Reasonable Suspicion

Reasonable Suspicion

In New South Wales, Section 21 of the Law Enforcement (Powers and Responsibilities) Act 2002 empowers police to stop, search and detain you where they have reasonable grounds or a reasonable suspicion that you have committed an offence.

Laws regarding the search and seizure of property involve important public policy considerations and rights of citizens.

The requirement that the police have a genuine reason to look before conducting a search of a person or place is essential for a free and civilised society.

What is the meaning of ‘reasonable suspicion’ ?

In R v Rondo [2001] NSWCCA 540, Smart JA reviewed the relevant authorities and concluded that the following propositions emerge regarding reasonable suspicion at [53]:

A reasonable suspicion involves less than a reasonable belief but more than a possibility. There must be something which would create in the mind of a reasonable person an apprehension or fear… A reason to suspect that a fact exists is more than a reason to consider or look into the possibility of its existence.

Reasonable suspicion is not arbitrary. Some factual basis for the suspicion must be shown. A suspicion may be based on hearsay material or materials which may be inadmissible in evidence. The materials must have some probative value.
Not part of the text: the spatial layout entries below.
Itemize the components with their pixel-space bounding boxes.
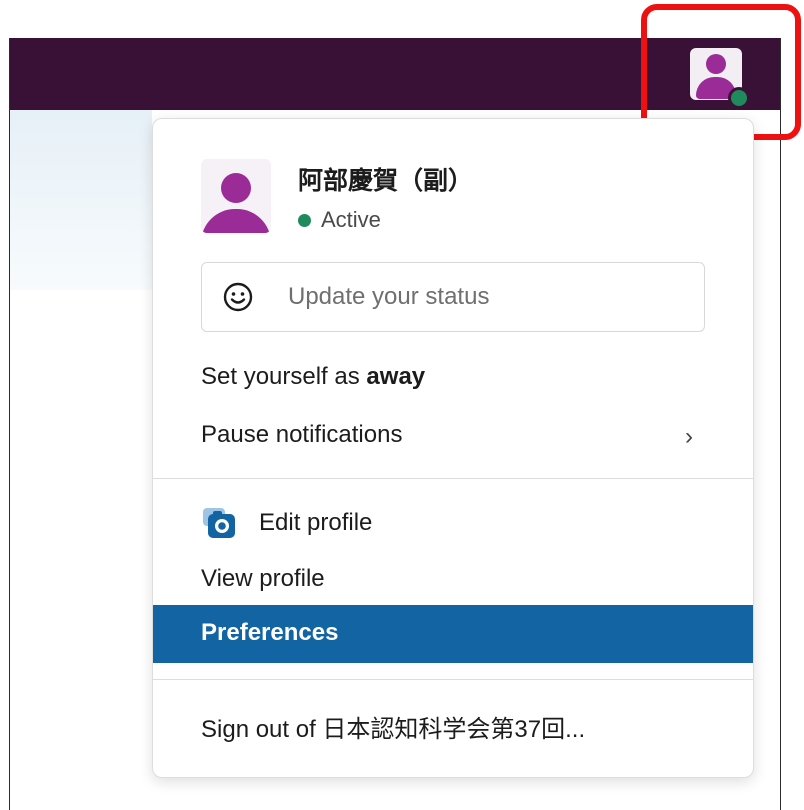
menu-divider	[153, 478, 753, 479]
pause-notifications-item[interactable]: Pause notifications	[201, 421, 402, 449]
presence-label: Active	[321, 207, 381, 232]
preferences-label: Preferences	[201, 619, 339, 646]
edit-profile-item[interactable]: Edit profile	[259, 509, 372, 537]
camera-icon	[203, 508, 235, 538]
chevron-right-icon: ›	[685, 423, 693, 450]
preferences-item[interactable]: Preferences	[153, 605, 753, 663]
user-menu: 阿部慶賀（副） Active Update your status Set yo…	[152, 118, 754, 778]
presence-status: Active	[298, 207, 381, 233]
view-profile-item[interactable]: View profile	[201, 565, 325, 593]
user-name: 阿部慶賀（副）	[298, 167, 474, 195]
smile-icon	[223, 282, 253, 312]
update-status-placeholder: Update your status	[288, 283, 490, 310]
sign-out-item[interactable]: Sign out of 日本認知科学会第37回...	[201, 709, 585, 744]
menu-divider	[153, 679, 753, 680]
update-status-input[interactable]: Update your status	[201, 262, 705, 332]
active-dot-icon	[298, 213, 311, 227]
background-panel	[10, 110, 152, 290]
user-avatar-icon	[201, 159, 271, 233]
set-away-item[interactable]: Set yourself as away	[201, 363, 425, 391]
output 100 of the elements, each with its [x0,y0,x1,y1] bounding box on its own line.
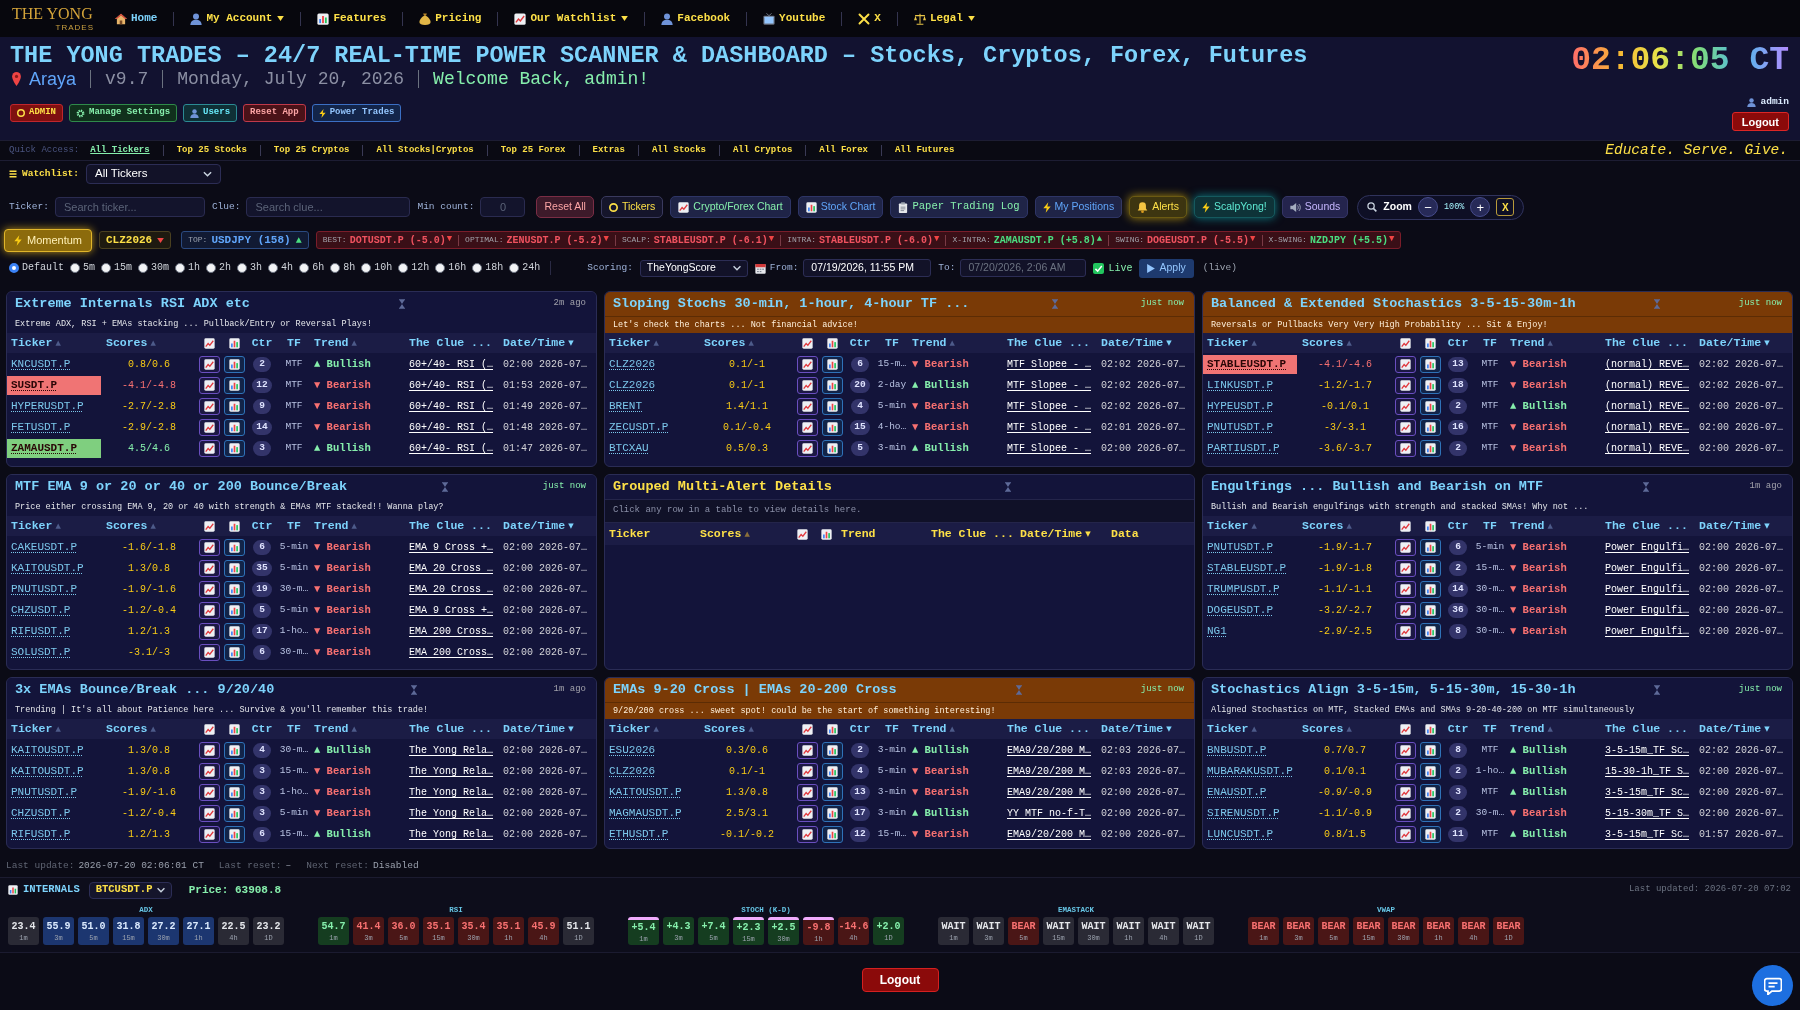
clue-link[interactable]: The Yong Rela… [409,785,493,800]
nav-link[interactable]: Our Watchlist [514,10,629,27]
clue-link[interactable]: EMA9/20/200 M… [1007,743,1091,758]
clue-link[interactable]: (normal) REVE… [1605,420,1689,435]
radio-button[interactable] [206,263,217,273]
radio-button[interactable] [101,263,112,273]
quick-access-link[interactable]: All Cryptos [732,143,793,158]
zoom-reset-button[interactable]: X [1496,198,1515,216]
clue-link[interactable]: (normal) REVE… [1605,441,1689,456]
ticker-link[interactable]: BRENT [605,397,642,416]
radio-button[interactable] [472,263,483,273]
column-header[interactable]: Ctr [1447,720,1469,738]
ticker-link[interactable]: TRUMPUSDT.P [1203,580,1280,599]
ticker-search-field[interactable]: Search ticker... [54,197,205,217]
column-header[interactable]: Trend [841,525,876,543]
clue-link[interactable]: 3-5-15m_TF Sc… [1605,827,1689,842]
clue-link[interactable]: 60+/40- RSI (… [409,399,493,414]
clue-link[interactable]: 3-5-15m_TF Sc… [1605,785,1689,800]
line-chart-button[interactable] [797,377,818,394]
line-chart-button[interactable] [199,784,220,801]
line-chart-button[interactable] [1395,826,1416,843]
ticker-link[interactable]: BNBUSDT.P [1203,741,1267,760]
ticker-link[interactable]: PNUTUSDT.P [7,783,77,802]
bar-chart-button[interactable] [1420,581,1441,598]
quick-access-link[interactable]: Top 25 Cryptos [273,143,350,158]
ticker-link[interactable]: LUNCUSDT.P [1203,825,1273,844]
ticker-link[interactable]: CLZ2026 [605,376,656,395]
clue-link[interactable]: 5-15-30m_TF S… [1605,806,1689,821]
clue-link[interactable]: MTF Slopee - … [1007,357,1091,372]
line-chart-button[interactable] [1395,419,1416,436]
ticker-link[interactable]: KAITOUSDT.P [7,762,84,781]
clue-link[interactable]: EMA 9 Cross +… [409,540,493,555]
column-header[interactable]: Ctr [251,720,273,738]
line-chart-button[interactable] [797,398,818,415]
line-chart-button[interactable] [1395,742,1416,759]
scoring-select[interactable]: TheYongScore [639,259,748,277]
clue-link[interactable]: MTF Slopee - … [1007,378,1091,393]
bar-chart-button[interactable] [822,440,843,457]
bar-chart-button[interactable] [224,742,245,759]
line-chart-button[interactable] [797,805,818,822]
radio-button[interactable] [70,263,80,273]
ticker-link[interactable]: MAGMAUSDT.P [605,804,682,823]
bar-chart-button[interactable] [1420,560,1441,577]
column-header[interactable]: Ctr [849,720,871,738]
crypto-chart-button[interactable]: Crypto/Forex Chart [670,196,791,218]
bar-chart-button[interactable] [822,419,843,436]
line-chart-button[interactable] [199,539,220,556]
ticker-link[interactable]: KAITOUSDT.P [7,559,84,578]
sounds-button[interactable]: Sounds [1281,196,1349,218]
radio-button[interactable] [299,263,310,273]
column-header[interactable]: TF [1483,334,1497,352]
nav-link[interactable]: Home [115,10,158,27]
bar-chart-button[interactable] [224,356,245,373]
ticker-link[interactable]: FETUSDT.P [7,418,71,437]
clue-link[interactable]: (normal) REVE… [1605,399,1689,414]
apply-button[interactable]: Apply [1139,258,1194,278]
line-chart-button[interactable] [797,440,818,457]
paper-trading-log-button[interactable]: Paper Trading Log [890,196,1028,218]
ticker-link[interactable]: KAITOUSDT.P [605,783,682,802]
bar-chart-button[interactable] [1420,602,1441,619]
line-chart-button[interactable] [1395,805,1416,822]
column-header[interactable]: The Clue ... [409,517,492,535]
bar-chart-button[interactable] [224,644,245,661]
ticker-link[interactable]: HYPEUSDT.P [1203,397,1273,416]
clue-link[interactable]: The Yong Rela… [409,764,493,779]
bar-chart-button[interactable] [1420,805,1441,822]
radio-button[interactable] [398,263,409,273]
line-chart-button[interactable] [797,419,818,436]
radio-button[interactable] [435,263,446,273]
line-chart-button[interactable] [797,826,818,843]
bar-chart-button[interactable] [1420,539,1441,556]
ticker-link[interactable]: ZAMAUSDT.P [7,439,101,458]
column-header[interactable]: The Clue ... [409,720,492,738]
clue-search-field[interactable]: Search clue... [246,197,411,217]
zoom-in-button[interactable]: + [1470,197,1491,217]
from-date-field[interactable]: 07/19/2026, 11:55 PM [803,259,932,277]
quick-access-link[interactable]: Top 25 Forex [500,143,566,158]
line-chart-button[interactable] [1395,763,1416,780]
watchlist-select[interactable]: All Tickers [86,164,221,184]
settings-button[interactable]: Manage Settings [69,104,178,122]
clue-link[interactable]: The Yong Rela… [409,743,493,758]
clue-link[interactable]: 15-30-1h_TF S… [1605,764,1689,779]
ticker-link[interactable]: PARTIUSDT.P [1203,439,1280,458]
line-chart-button[interactable] [199,560,220,577]
line-chart-button[interactable] [797,742,818,759]
bar-chart-button[interactable] [822,356,843,373]
clue-link[interactable]: EMA 200 Cross… [409,645,493,660]
logout-button[interactable]: Logout [1731,112,1789,132]
logout-button[interactable]: Logout [861,968,939,992]
quick-access-link[interactable]: All Forex [819,143,868,158]
line-chart-button[interactable] [199,440,220,457]
line-chart-button[interactable] [1395,623,1416,640]
line-chart-button[interactable] [199,805,220,822]
column-header[interactable]: TF [885,334,899,352]
column-header[interactable]: The Clue ... [931,525,1014,543]
column-header[interactable]: Data [1111,525,1139,543]
ticker-link[interactable]: CAKEUSDT.P [7,538,77,557]
bar-chart-button[interactable] [1420,356,1441,373]
bar-chart-button[interactable] [1420,398,1441,415]
column-header[interactable]: The Clue ... [1007,720,1090,738]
What is important is the information in the mind of the police officer stopping the person or the vehicle or making the arrest at the time he did so. Having ascertained that information the question is whether that information afforded reasonable grounds for the suspicion which the police officer formed. In answering that question regard must be had to the source of the information and its content, seen in the light of the whole of the surrounding circumstances.

What is not ‘reasonable suspicion’ ?

Appearing nervous when approached by police.

Having a criminal conviction for an offence which is the same or similar to the offence that the officer claims to suspect the person of.

Being present in a known crime area.

It may be that a combination of these factors can form the basis of reasonable suspicion.

What if I consented to the search?

If the person gives informed consent to a police search, a police officer does not need a suspicion on reasonable grounds.

What if the search was illegal ?

Section 138(1) of the Evidence Act 1995 provides that, in civil and criminal proceedings, evidence that was obtained improperly or illegally ‘is not to be admitted unless the desirability of admitting the evidence outweighs the undesirability of admitting evidence’ given the manner in which it was obtained.

The Evidence Act provides a number of considerations that the court can take into account when ruling whether to allow into evidence illegally obtained evidence.

The court can take into account:

(a) the probative value of the evidence.
(b) the importance of the evidence in the proceeding.
(c) the nature of the relevant offence.
(d) the gravity of the impropriety or contravention.
(e) whether the impropriety or contravention was deliberate or reckless.

The court may rule that the evidence of the search is inadmissible.